Sumpter's Outnumbered: From Facebook and Google to Fake News and Filter-bubbles – The Algorithms That Control Our Lives will now be published on 19th April, a month earlier than planned, and the e-book will be released on the same day.
Data analytics firm Cambridge Analytica has been making headlines since its involvement in the US election was revealed by the Guardian, which also revealed the firm used personal information harvested from more than 50 million Facebook profiles without permission to build a system that could target US voters with personalised political advertisements based on their psychological profile.
As part of Sumpter’s investigation, he examines the Cambridge Analytica story and interviews Global Science Research (GSR) founder Aleksandr Kogan who was personally named in the whistleblowing interview with Cambridge Analytica employee Chris Wylie.
Jim Martin, senior commissioning editor for Bloomsbury Sigma, said: "David’s brilliant exposition of the influence of algorithms on our daily lives was already a remarkable and thought-provoking book, but this story has brought these issues to the attention of the world. We are starting to see the paths an algorithm-driven future might lead us down. This book could not be more timely."

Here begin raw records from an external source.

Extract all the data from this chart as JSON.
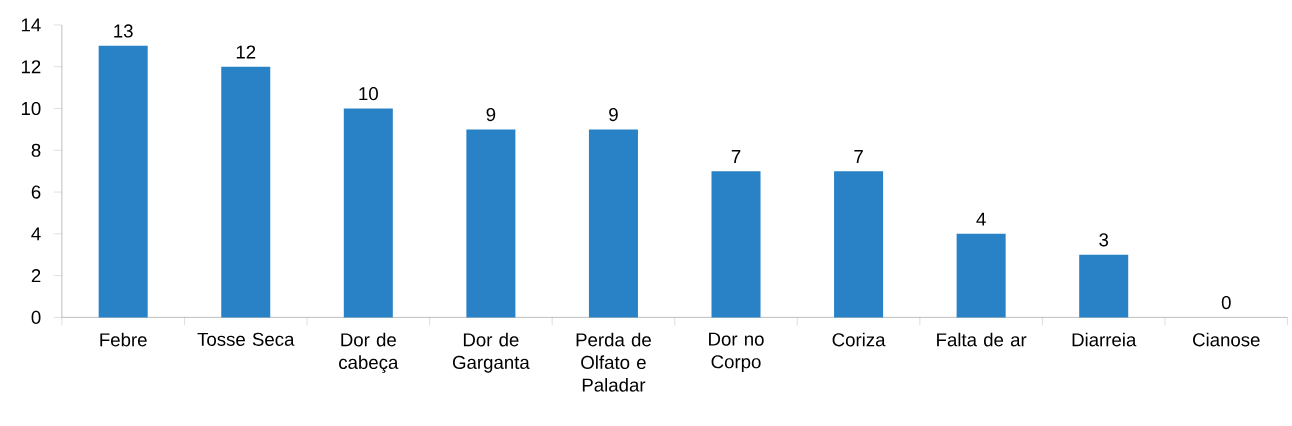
{
  "chart_data": {
    "type": "bar",
    "categories": [
      "Febre",
      "Tosse Seca",
      "Dor de cabeça",
      "Dor de Garganta",
      "Perda de Olfato e Paladar",
      "Dor no Corpo",
      "Coriza",
      "Falta de ar",
      "Diarreia",
      "Cianose"
    ],
    "values": [
      13,
      12,
      10,
      9,
      9,
      7,
      7,
      4,
      3,
      0
    ],
    "color": "#2a82c6",
    "ylim": [
      0,
      14
    ],
    "yticks": [
      0,
      2,
      4,
      6,
      8,
      10,
      12,
      14
    ],
    "data_labels": true
  }
}
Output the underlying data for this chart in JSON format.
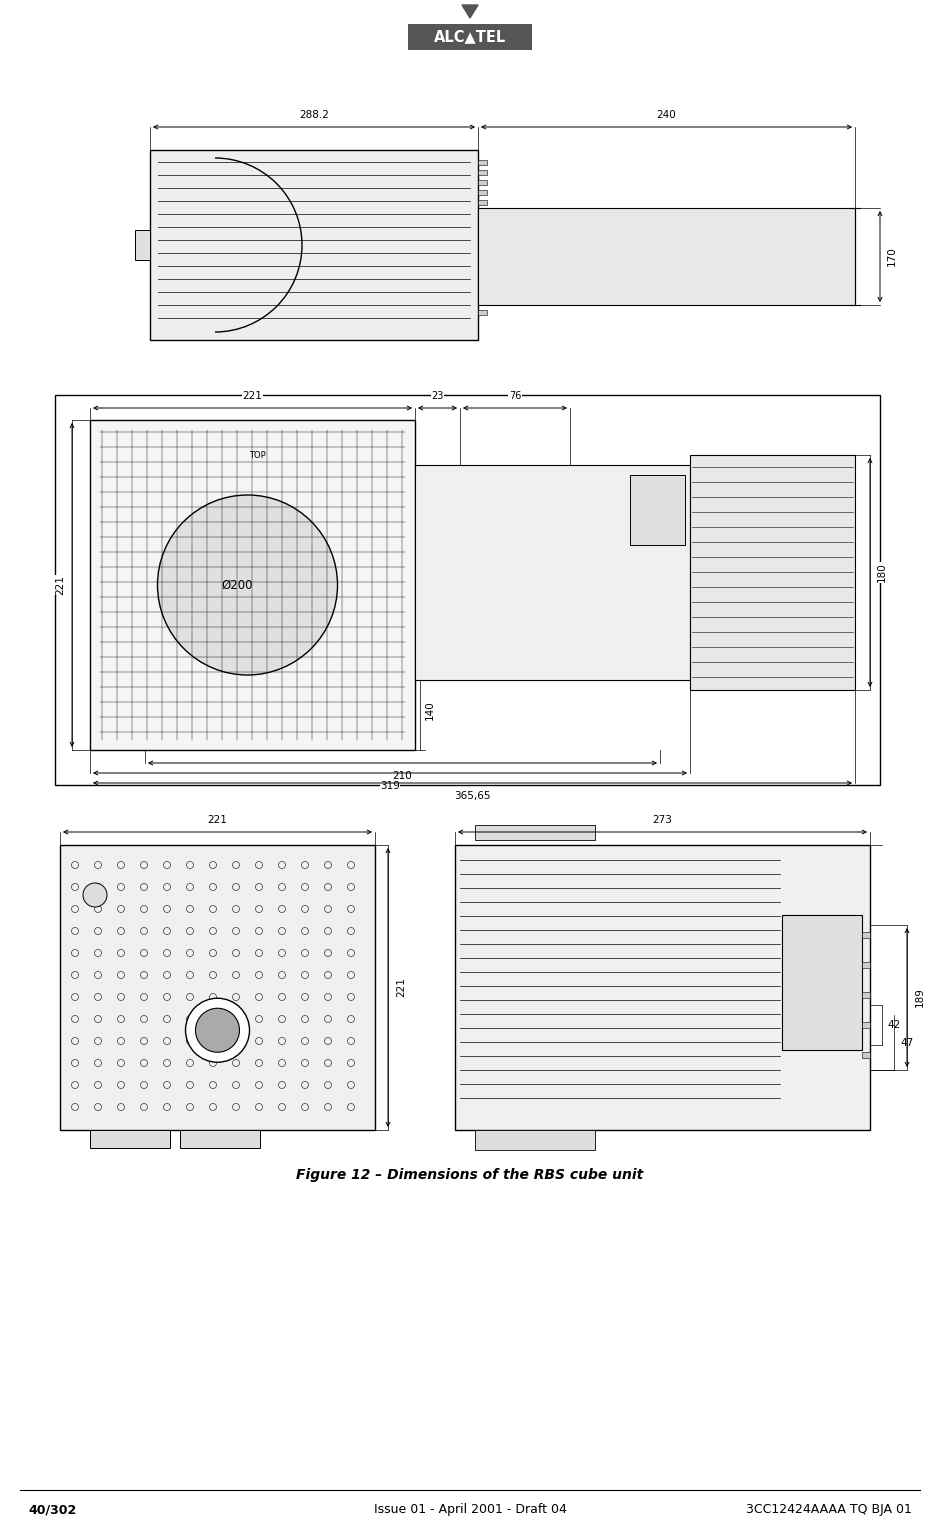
{
  "page_width": 9.4,
  "page_height": 15.28,
  "background_color": "#ffffff",
  "logo_text": "ALC▲TEL",
  "logo_bg": "#555555",
  "logo_text_color": "#ffffff",
  "logo_triangle_color": "#555555",
  "figure_caption": "Figure 12 – Dimensions of the RBS cube unit",
  "footer_left": "40/302",
  "footer_center": "Issue 01 - April 2001 - Draft 04",
  "footer_right": "3CC12424AAAA TQ BJA 01",
  "dim_top_288": "288.2",
  "dim_top_240": "240",
  "dim_top_170": "170",
  "dim_mid_221a": "221",
  "dim_mid_23": "23",
  "dim_mid_76": "76",
  "dim_mid_221b": "221",
  "dim_mid_200": "Ø200",
  "dim_mid_180": "180",
  "dim_mid_140": "140",
  "dim_mid_210": "210",
  "dim_mid_319": "319",
  "dim_mid_36565": "365,65",
  "dim_bot_221": "221",
  "dim_bot_273": "273",
  "dim_bot_221v": "221",
  "dim_bot_42": "42",
  "dim_bot_47": "47",
  "dim_bot_189": "189"
}
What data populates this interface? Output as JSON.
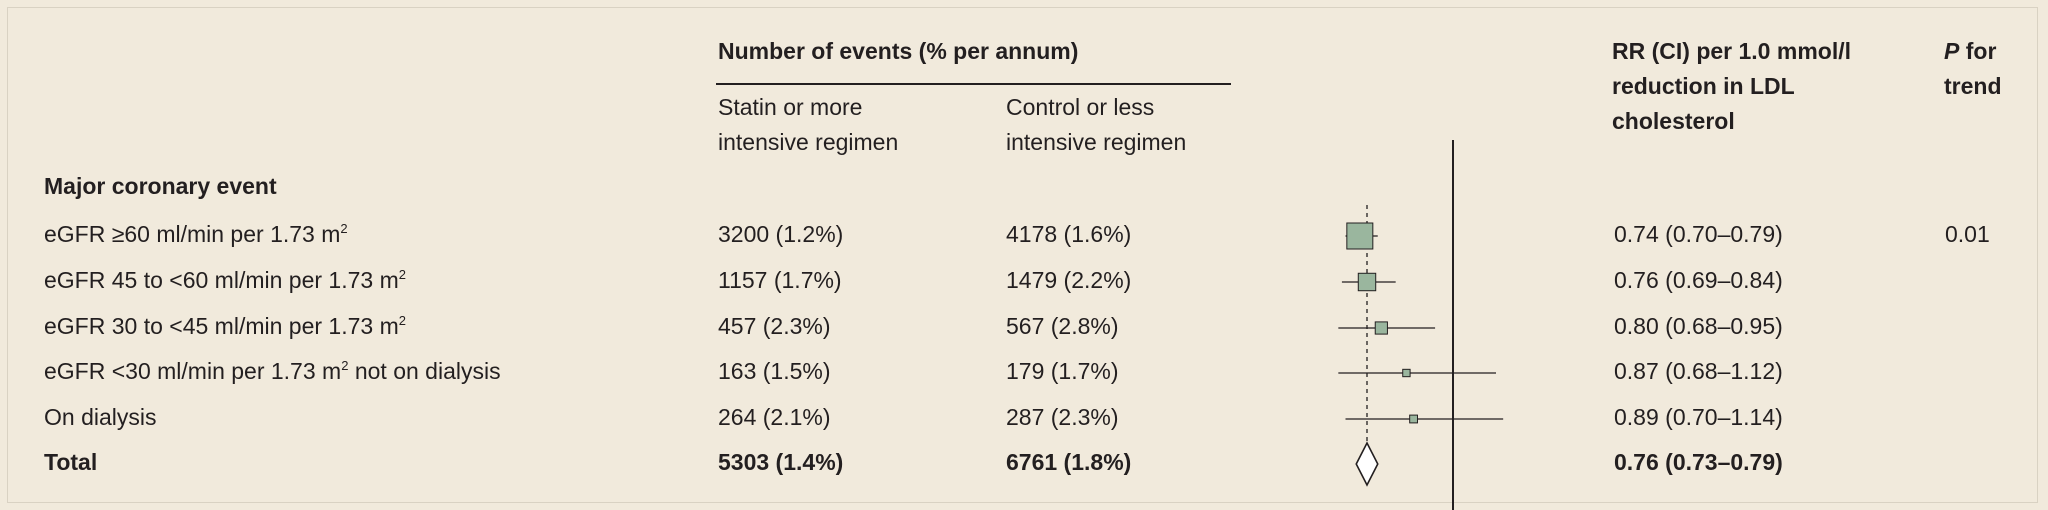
{
  "header": {
    "events_group": "Number of events (% per annum)",
    "treat_col": [
      "Statin or more",
      "intensive regimen"
    ],
    "control_col": [
      "Control or less",
      "intensive regimen"
    ],
    "rr_col": [
      "RR (CI) per 1.0 mmol/l",
      "reduction in LDL",
      "cholesterol"
    ],
    "p_col": [
      "P",
      " for",
      "trend"
    ]
  },
  "section_title": "Major coronary event",
  "rows": [
    {
      "label": "eGFR ≥60 ml/min per 1.73 m",
      "sup": "2",
      "label_tail": "",
      "treat": "3200 (1.2%)",
      "control": "4178 (1.6%)",
      "rr_text": "0.74 (0.70–0.79)",
      "p": "0.01"
    },
    {
      "label": "eGFR 45 to <60 ml/min per 1.73 m",
      "sup": "2",
      "label_tail": "",
      "treat": "1157 (1.7%)",
      "control": "1479 (2.2%)",
      "rr_text": "0.76 (0.69–0.84)",
      "p": ""
    },
    {
      "label": "eGFR 30 to <45 ml/min per 1.73 m",
      "sup": "2",
      "label_tail": "",
      "treat": "457 (2.3%)",
      "control": "567 (2.8%)",
      "rr_text": "0.80 (0.68–0.95)",
      "p": ""
    },
    {
      "label": "eGFR <30 ml/min per 1.73 m",
      "sup": "2",
      "label_tail": " not on dialysis",
      "treat": "163 (1.5%)",
      "control": "179 (1.7%)",
      "rr_text": "0.87 (0.68–1.12)",
      "p": ""
    },
    {
      "label": "On dialysis",
      "sup": "",
      "label_tail": "",
      "treat": "264 (2.1%)",
      "control": "287 (2.3%)",
      "rr_text": "0.89 (0.70–1.14)",
      "p": ""
    }
  ],
  "total": {
    "label": "Total",
    "treat": "5303 (1.4%)",
    "control": "6761 (1.8%)",
    "rr_text": "0.76 (0.73–0.79)"
  },
  "chart_data": {
    "type": "forest",
    "null_value": 1.0,
    "overall_line": 0.76,
    "series": [
      {
        "rr": 0.74,
        "lo": 0.7,
        "hi": 0.79,
        "weight": 1.0
      },
      {
        "rr": 0.76,
        "lo": 0.69,
        "hi": 0.84,
        "weight": 0.45
      },
      {
        "rr": 0.8,
        "lo": 0.68,
        "hi": 0.95,
        "weight": 0.22
      },
      {
        "rr": 0.87,
        "lo": 0.68,
        "hi": 1.12,
        "weight": 0.08
      },
      {
        "rr": 0.89,
        "lo": 0.7,
        "hi": 1.14,
        "weight": 0.09
      }
    ],
    "total": {
      "rr": 0.76,
      "lo": 0.73,
      "hi": 0.79
    },
    "colors": {
      "square": "#9ab69e",
      "square_stroke": "#231f20",
      "line": "#231f20"
    }
  }
}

Outnumbered also asks questions about how Facebook builds a 100-dimensional picture of our personalities, and if algorithms that are designed to find criminals are making terrible mistakes – but "most importantly whether or not we should really be worried".
Originally from London, Sumpter is professor of applied mathematics at the University of Uppsala, Sweden and author of Soccermatics: Mathematical Adventures in the Beautiful Game (Bloomsbury Sigma).